C’est en 1879, par un décret du 6 août du ministre de l’intérieur pour le président

de la république, que la commune est autorisée à accepter le legs. Le décret parle

des consentements de ses héritiers naturels, son mari et peut-être ses enfants,

faits les 1 et 21 septembre 1877 et 19 octobre 1877. Le 31 août 1878, la maison

est estimée à 7000 francs.

Toujours par testament, elle lègue 1 000 francs à la commune pour achever les travaux de l’école du hameau de Gondras, 5 000 francs à la Congrégation des Sœurs

de l’Adoration Perpétuelle du Sacré Cœur de Jésus (basée à Lyon mais possédant

un établissement de quelques sœurs à Grandris) et 2 000 francs à la fabrique

de Grandris (une moitié pour la célébration de 100 messes, une autre à distribuer

aux pauvres de la paroisse).

 

Ce legs est un élément fondateur de la création de l’hôpital de Grandris.

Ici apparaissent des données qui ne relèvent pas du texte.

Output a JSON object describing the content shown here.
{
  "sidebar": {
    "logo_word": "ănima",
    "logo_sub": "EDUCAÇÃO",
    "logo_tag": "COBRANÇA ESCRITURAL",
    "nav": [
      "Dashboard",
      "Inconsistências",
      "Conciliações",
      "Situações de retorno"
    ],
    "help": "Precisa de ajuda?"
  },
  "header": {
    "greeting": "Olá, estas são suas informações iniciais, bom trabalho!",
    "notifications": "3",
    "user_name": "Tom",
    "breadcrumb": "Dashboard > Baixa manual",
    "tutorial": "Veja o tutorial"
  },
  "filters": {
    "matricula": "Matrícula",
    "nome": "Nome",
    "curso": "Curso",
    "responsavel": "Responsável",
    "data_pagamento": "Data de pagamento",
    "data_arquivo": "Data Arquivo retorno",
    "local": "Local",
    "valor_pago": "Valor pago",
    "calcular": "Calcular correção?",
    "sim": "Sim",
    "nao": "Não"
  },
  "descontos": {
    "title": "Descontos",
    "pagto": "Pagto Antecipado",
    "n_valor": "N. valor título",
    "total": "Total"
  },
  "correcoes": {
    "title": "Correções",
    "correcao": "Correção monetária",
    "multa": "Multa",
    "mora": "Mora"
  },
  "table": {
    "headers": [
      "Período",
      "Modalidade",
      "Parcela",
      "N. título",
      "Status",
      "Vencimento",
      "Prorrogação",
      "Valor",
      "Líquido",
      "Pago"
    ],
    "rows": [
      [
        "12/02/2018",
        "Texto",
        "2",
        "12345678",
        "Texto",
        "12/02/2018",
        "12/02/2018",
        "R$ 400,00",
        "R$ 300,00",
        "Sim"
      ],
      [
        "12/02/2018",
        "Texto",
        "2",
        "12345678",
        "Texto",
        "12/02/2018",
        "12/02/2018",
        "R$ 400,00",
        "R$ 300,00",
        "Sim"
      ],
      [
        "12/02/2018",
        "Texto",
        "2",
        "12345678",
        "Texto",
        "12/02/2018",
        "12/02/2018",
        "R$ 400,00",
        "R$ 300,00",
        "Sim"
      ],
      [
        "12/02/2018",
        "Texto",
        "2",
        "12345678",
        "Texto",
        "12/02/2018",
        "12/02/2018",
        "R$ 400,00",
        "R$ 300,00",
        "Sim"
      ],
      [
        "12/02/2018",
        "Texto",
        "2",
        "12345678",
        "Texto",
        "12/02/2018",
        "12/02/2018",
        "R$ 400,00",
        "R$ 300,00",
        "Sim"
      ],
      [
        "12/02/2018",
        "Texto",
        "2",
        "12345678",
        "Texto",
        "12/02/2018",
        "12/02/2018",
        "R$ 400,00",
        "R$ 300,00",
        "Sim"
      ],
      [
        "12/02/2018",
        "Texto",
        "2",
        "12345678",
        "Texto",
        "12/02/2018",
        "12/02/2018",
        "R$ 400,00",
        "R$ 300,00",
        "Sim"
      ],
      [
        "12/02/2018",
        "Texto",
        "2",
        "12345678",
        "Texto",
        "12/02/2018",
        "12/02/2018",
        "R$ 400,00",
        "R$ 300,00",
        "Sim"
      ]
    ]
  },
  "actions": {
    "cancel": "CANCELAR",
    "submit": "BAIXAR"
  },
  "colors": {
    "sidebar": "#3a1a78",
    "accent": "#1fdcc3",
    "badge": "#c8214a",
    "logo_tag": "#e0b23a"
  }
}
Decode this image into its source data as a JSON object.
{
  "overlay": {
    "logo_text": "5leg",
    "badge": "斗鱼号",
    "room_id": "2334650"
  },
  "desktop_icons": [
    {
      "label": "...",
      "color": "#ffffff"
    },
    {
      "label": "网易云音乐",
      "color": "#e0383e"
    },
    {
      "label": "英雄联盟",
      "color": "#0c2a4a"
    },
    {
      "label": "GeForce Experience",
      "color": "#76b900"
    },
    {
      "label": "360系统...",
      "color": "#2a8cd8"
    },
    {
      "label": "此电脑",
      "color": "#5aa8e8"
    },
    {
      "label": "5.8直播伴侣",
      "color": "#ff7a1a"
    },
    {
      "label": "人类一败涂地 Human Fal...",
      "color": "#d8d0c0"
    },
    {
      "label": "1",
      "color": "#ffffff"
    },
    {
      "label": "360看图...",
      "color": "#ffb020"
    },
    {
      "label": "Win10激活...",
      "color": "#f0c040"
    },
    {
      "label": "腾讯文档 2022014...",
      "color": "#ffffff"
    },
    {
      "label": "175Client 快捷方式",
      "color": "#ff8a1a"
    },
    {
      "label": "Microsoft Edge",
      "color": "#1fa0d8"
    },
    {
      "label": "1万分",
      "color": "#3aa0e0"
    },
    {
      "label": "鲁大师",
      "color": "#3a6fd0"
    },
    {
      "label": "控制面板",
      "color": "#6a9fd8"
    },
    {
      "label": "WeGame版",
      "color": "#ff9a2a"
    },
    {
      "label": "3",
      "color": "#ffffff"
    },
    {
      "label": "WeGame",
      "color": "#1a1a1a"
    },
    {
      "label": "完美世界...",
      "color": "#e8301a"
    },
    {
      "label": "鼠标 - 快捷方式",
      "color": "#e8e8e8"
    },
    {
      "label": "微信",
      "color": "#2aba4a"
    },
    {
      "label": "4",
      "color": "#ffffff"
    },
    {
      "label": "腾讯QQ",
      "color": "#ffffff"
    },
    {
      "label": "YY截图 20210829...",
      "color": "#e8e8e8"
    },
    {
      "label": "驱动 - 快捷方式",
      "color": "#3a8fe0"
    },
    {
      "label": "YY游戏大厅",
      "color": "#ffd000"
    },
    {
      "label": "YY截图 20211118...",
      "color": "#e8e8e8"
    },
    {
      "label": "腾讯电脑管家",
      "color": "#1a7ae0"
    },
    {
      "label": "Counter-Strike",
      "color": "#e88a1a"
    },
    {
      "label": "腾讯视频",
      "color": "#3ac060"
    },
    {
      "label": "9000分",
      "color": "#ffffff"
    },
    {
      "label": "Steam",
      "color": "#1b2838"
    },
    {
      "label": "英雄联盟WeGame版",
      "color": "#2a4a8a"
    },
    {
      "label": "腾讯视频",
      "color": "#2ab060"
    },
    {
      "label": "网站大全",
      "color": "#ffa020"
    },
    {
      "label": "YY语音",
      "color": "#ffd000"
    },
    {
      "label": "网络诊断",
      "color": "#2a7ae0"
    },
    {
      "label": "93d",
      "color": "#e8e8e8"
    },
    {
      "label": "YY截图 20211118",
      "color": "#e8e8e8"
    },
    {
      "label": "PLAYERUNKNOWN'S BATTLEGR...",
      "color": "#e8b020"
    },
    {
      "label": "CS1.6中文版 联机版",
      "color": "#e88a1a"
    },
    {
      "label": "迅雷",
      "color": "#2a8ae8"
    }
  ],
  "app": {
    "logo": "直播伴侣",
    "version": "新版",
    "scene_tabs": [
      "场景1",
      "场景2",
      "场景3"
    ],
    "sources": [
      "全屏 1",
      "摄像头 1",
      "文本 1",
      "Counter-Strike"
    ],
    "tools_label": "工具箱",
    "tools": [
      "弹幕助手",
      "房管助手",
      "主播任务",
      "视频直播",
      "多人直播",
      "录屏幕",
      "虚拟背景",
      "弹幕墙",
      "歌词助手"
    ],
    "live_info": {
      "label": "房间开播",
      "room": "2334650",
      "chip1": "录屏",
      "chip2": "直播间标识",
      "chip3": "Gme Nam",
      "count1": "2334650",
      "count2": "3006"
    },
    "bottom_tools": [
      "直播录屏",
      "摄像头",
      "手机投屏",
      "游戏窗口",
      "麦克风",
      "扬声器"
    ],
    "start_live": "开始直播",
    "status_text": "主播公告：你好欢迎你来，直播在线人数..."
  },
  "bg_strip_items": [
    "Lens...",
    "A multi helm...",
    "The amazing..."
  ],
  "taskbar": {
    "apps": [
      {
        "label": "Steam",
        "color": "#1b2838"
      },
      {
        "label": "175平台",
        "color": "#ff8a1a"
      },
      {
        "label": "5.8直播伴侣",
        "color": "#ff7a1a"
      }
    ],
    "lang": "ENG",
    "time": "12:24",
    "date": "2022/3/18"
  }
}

C’est dans sa maison que sont installés les six premiers lits de l’hospice, autorisés

par décret du Président Jules Grévy en 1882. Ils passent à 10 en 1887, puis à 60

en 1973. Aujourd’hui, l’établissement en compte 160. En 1882, l’hôpital a quitté

les murs de la maison de Claudine Favrichon mais c’est une autre histoire...

 

Aucune trace de son décès à Grandris, ni dans les alentours. Finalement, un peu dépitée, je suis allée faire un tour au cimetière du village…

où elle est enterrée avec sa maman.

Sur sa tombe est notée : « A la mémoire de ma très regrettée épouse Claudine Abranches née Favrichon

au hameau de Gondras le 24/09/1812 décédée à Paris le 1/04/1877 à l’âge

de 64 ans et 6 mois et 17 jours.

Elle repose à côté de sa bonne mère, désir accompli par son époux, le même tombeau les réunit. » Son mari

n’est pas enterré avec elle. Je n’ai pas trouvé son décès à Paris, peut-être

est-il reparti au Brésil…

 



 

A son retour en France, le couple Abranches vivait à Grandris, dans sa maison, et à Paris, 12 rue Blanche, où Claudine est décédée en 1877. Le bâtiment de l’époque a été remplacé par un grand immeuble des années 1910-1920. Si ses fenêtres donnaient côté rue, elle avait une vue directe sur l’Église de la Trinité. Elle a finalement passé très peu de temps de sa vie à Grandris, mais elle n’a oublié ni son village,

ni sa famille. Cécile Daniel.


Source :
Site de la BNF, gallica.fr
Archives départementales du Rhône
Archives privées de l’hôpital de Grandris Letra.